The Layton Rikkers Surgical Society is proud to celebrate the Forward Award on behalf of the University of Wisconsin Department of Surgery. This award recognizes outstanding alumni contributions by current or former residents, faculty, and fellows of the University of Wisconsin Department of Surgery.
The Forward Award is presented annually each fall at the LRSS Alumni Dinner held during the American College of Surgeons Clinical Congress. This year’s dinner took place on Oct. 21 in San Francisco.
To say Dr. Herb Chen’s 15 years at Wisconsin were transformative would be an understatement. Hired in 2000 as the department’s first endocrine surgeon, he later served as the Layton F. Rikkers, M.D., Chair in Surgical Leadership, chair of the Division of General Surgery and Vice Chair of Research for the Department of Surgery.

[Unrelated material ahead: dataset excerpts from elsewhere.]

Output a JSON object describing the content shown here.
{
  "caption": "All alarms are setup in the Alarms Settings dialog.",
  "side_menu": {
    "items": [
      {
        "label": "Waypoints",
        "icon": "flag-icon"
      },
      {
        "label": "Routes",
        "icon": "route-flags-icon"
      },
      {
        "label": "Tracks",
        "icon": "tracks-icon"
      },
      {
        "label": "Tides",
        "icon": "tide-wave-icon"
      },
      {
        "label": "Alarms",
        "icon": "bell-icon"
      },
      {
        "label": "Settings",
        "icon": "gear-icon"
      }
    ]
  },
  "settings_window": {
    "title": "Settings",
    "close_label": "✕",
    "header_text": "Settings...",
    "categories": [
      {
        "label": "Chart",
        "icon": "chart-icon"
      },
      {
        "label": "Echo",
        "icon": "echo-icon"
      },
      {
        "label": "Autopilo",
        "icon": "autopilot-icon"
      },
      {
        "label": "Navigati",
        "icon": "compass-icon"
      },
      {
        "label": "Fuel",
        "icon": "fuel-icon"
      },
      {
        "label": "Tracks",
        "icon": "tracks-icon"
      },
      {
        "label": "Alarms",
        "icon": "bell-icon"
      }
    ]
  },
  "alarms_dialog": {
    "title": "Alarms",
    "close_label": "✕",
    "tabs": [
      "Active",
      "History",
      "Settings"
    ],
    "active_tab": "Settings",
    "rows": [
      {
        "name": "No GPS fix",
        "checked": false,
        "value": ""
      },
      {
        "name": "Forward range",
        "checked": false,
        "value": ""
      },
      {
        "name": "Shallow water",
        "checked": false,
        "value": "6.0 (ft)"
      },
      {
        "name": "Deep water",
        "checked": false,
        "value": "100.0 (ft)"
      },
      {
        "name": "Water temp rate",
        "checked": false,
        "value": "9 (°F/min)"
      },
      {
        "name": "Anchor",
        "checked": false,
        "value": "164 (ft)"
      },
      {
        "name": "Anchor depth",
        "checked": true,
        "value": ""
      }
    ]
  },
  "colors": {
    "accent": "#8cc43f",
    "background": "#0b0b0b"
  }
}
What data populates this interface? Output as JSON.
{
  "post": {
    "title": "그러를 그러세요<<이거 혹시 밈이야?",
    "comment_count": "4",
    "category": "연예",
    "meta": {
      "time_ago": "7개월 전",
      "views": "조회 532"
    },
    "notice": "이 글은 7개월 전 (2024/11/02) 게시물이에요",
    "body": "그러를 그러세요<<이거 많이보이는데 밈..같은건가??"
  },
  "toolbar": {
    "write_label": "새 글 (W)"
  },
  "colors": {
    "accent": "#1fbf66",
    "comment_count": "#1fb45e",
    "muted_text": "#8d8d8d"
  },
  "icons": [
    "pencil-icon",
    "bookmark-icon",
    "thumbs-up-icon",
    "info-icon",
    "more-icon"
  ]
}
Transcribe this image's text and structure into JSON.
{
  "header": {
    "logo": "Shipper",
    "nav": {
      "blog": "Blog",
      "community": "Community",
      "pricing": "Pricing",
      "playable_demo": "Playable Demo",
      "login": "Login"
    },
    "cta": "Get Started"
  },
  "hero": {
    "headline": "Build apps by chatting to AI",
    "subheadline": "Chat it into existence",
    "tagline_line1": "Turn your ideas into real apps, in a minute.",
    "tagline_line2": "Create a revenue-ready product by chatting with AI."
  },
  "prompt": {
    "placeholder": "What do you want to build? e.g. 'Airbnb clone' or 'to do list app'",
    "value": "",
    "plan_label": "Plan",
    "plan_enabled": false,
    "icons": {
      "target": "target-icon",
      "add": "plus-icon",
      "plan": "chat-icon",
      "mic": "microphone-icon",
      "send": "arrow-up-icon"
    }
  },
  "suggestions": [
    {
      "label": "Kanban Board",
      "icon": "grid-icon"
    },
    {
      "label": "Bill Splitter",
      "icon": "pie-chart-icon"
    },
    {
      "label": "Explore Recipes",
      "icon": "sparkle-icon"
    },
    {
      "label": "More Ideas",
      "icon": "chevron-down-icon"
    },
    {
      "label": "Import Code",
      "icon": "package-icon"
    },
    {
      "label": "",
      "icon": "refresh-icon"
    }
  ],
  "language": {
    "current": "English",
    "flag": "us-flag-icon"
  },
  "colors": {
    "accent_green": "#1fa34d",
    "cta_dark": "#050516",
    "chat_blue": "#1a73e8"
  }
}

“There has been no faculty hire at Wisconsin that has had more of an impact on the residency program and the department of surgery as Dr. Chen,” said Dr. Rebecca Sippel, who spent two years in Dr. Chen’s research laboratory as a resident at UW and is the current Chair of the Division of Endocrine Surgery. “He created an endocrine surgery program where one didn’t really exist and built it into one of the largest and most respected programs in the country.”
Dr. Chen was an incredible mentor and sponsor and helped to establish many of the faculty at UW as leaders in American surgery. Through his engagement in surgical organizations and his relationships with surgeons around the country he was able to connect faculty to opportunities both locally and nationally that helped them to develop a national reputation. He also used these connections to help recruit outstanding new faculty to join the department.
Dr. Chen was instrumental in developing robust and innovative research opportunities for the residents which helped to establish the department’s residency program as one of the top training programs for residents specifically interested in pursuing academic surgery.
For his varied contributions to the UW-Madison Department of Surgery, Dr. Chen was named the recipient of the Forward Award at the LRSS Alumni Dinner on Oct. 21, 2024 in San Francisco.
“I am extremely honored to be recognized,” Dr. Chen said. “So many UW Surgery faculty have made landmark contributions to the field of surgery, and are much more deserving of this award than me. I am humbled to be chosen.”
Following his time at UW, Dr. Chen was named the Chair of the Department of Surgery at the University of Alabama at Birmingham (UAB). He is also currently the Surgeon-in-Chief of UAB Hospital and Health System, and the Senior Associate Dean for Academic Affairs in the UAB Heersink School of Medicine. He is a Professor of Surgery, Pediatrics, and Biomedical Engineering, and holds the Fay Fletcher Kerner Endowed Chair.
Dr. Chen is the Editor-in-Chief of the American Journal of Surgery. He has held several leadership positions in major academic societies including President of the Society of Asian Academic Surgeons Foundation, President of Association for Academic Surgery, President of the Society of Clinical Surgery, President of the American Association of Endocrine Surgeons (AAES), President of Surgical Biology Club II, and President of the AAES Foundation. Dr. Chen has mentored over 150 faculty, post-doctoral fellows, residents, medical students, and undergraduates in his lab. He has published over 690 original research and review articles and has edited 29 textbooks.
A native of Wisconsin, Dr. Chen received his undergraduate degree from Stanford University and began his medical education at the Duke University School of Medicine, graduating in 1992. He completed his surgical residency in general surgery at Johns Hopkins in 1999, along with a postdoctoral research fellowship in 1997 and a surgical oncology and endocrinology fellowship in 2000. He was recruited back to Wisconsin by Dr. Layton Rikers, then the chair of the department.
“What most attracted me to the department was my meeting with Layton Rikkers and his vision for the for the future,” Dr. Chen said. “He was an incredible mentor, sponsor, and friend. Dr. Rikkers did so much for my career and family as well as for many others.”